Un fronte compatto contro l’assedio- Più di cento organizzazioni non governative internazionali, tra cui Medici senza Frontiere, Save the Children e Amnesty International, hanno lanciato un appello urgente al governo israeliano. Denunciano l’assedio imposto a Gaza, affermando che sta provocando una carestia diffusa e morti intorno ai centri di distribuzione. Chiedono l’ingresso senza condizioni dei camion fermi ai valichi e la cessazione immediata delle ostilità. Le stesse Ong riferiscono che anche i loro operatori sono ormai affamati e rischiano la vita per nutrire le proprie famiglie.
Le accuse delle Nazioni Unite e il contrattacco israeliano
Secondo l’Organizzazione Mondiale della Sanità, Gaza sta affrontando una delle peggiori crisi di malnutrizione al mondo, con gran parte dei due milioni di abitanti in pericolo di morte per fame. Israele rigetta l’accusa e accusa a sua volta Hamas di ostacolare la distribuzione, sostenendo che da maggio sono entrati nella Striscia oltre 4.500 camion carichi di beni. Il problema, secondo Tel Aviv, è che molti restano fermi per l’impossibilità dell’Onu di muoversi in sicurezza a causa delle bande armate e del caos nei centri di smistamento.
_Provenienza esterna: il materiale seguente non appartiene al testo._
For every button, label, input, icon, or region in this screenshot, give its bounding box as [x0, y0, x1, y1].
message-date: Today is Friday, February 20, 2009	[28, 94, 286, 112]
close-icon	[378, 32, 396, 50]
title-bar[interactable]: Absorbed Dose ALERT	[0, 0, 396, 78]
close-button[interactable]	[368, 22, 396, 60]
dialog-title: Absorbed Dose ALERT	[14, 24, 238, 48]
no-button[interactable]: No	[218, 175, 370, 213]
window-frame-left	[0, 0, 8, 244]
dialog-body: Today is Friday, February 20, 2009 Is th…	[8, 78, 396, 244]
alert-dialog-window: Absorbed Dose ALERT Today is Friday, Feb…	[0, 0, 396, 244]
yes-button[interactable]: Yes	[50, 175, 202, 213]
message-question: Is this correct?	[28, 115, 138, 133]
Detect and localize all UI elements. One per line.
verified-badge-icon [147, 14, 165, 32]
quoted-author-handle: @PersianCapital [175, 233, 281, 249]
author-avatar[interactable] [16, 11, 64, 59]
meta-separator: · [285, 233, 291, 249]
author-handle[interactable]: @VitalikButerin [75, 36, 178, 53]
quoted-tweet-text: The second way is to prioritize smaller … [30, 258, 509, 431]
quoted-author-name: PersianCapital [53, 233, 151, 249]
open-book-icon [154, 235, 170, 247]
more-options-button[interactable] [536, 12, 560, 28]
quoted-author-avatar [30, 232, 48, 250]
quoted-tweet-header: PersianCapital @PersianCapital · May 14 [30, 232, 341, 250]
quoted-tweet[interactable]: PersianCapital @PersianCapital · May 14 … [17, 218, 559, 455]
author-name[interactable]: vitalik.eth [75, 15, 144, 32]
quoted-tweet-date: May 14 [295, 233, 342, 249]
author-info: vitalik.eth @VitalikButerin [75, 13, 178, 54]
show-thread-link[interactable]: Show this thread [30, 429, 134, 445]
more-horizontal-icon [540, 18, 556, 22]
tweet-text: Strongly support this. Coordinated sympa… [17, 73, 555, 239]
Un governo insensibile alle pressioni internazionali
Mentre il presidente Herzog ha visitato Gaza per ribadire che Israele opera nel rispetto del diritto internazionale, le frange più dure dell’esecutivo Netanyahu continuano a promettere ritorsioni. Il ministro della Difesa Katz minaccia di “aprire le porte dell’inferno” se gli ostaggi non verranno liberati, mentre la ministra Gamliel pubblica un video generato dall’intelligenza artificiale che mostra Gaza come futura località di lusso, promuovendo una visione di migrazione palestinese “volontaria”. Un progetto che ricalca da tempo il piano dell’ultradestra israeliana di svuotare la Striscia.
Tregua in stallo, arriva l'inviato di Trump
Per provare a sbloccare i negoziati, è previsto oggi l’arrivo in Italia dell’inviato speciale di Donald Trump per il Medio Oriente, Steve Witkoff. L’incontro con i mediatori del Qatar e il ministro israeliano Ron Dermer mira a ridefinire i termini di un possibile cessate il fuoco e l’apertura di un corridoio umanitario. Tuttavia, secondo fonti israeliane, Hamas non avrebbe accettato la proposta di riposizionamento delle forze armate israeliane, elemento chiave dell’intesa in discussione a Doha.
Il corridoio di sicurezza e le richieste in sospeso
La nuova mappa negoziata prevede il ritiro delle truppe israeliane dal centro di Gaza in favore di una fascia cuscinetto larga fino a 1.200 metri lungo il confine. Restano però nodi cruciali da risolvere: la gestione della Gaza Humanitarian Foundation americana, il numero dei detenuti da liberare in cambio degli ostaggi, e le garanzie offerte dagli Stati Uniti. Sullo sfondo, la recente mozione della Knesset per estendere la sovranità israeliana sulla Cisgiordania riaccende le tensioni territoriali.
La voce dello scrittore: Gaza come il Biafra
A osservare con dolore e lucidità le immagini che arrivano da Gaza è lo scrittore argentino Martín Caparrós. Autore del saggio “La Fame”, Caparrós paragona le attuali immagini della Striscia a quelle del Biafra degli anni Sessanta. Secondo lui, la fame a Gaza non è una conseguenza, ma un’arma deliberata, un ritorno alla strategia medievale dell’assedio. E denuncia l’immobilismo dell’Occidente, affermando che la fame colpisce sempre “gli altri” e per questo non genera azioni concrete, ma solo indignazioni momentanee.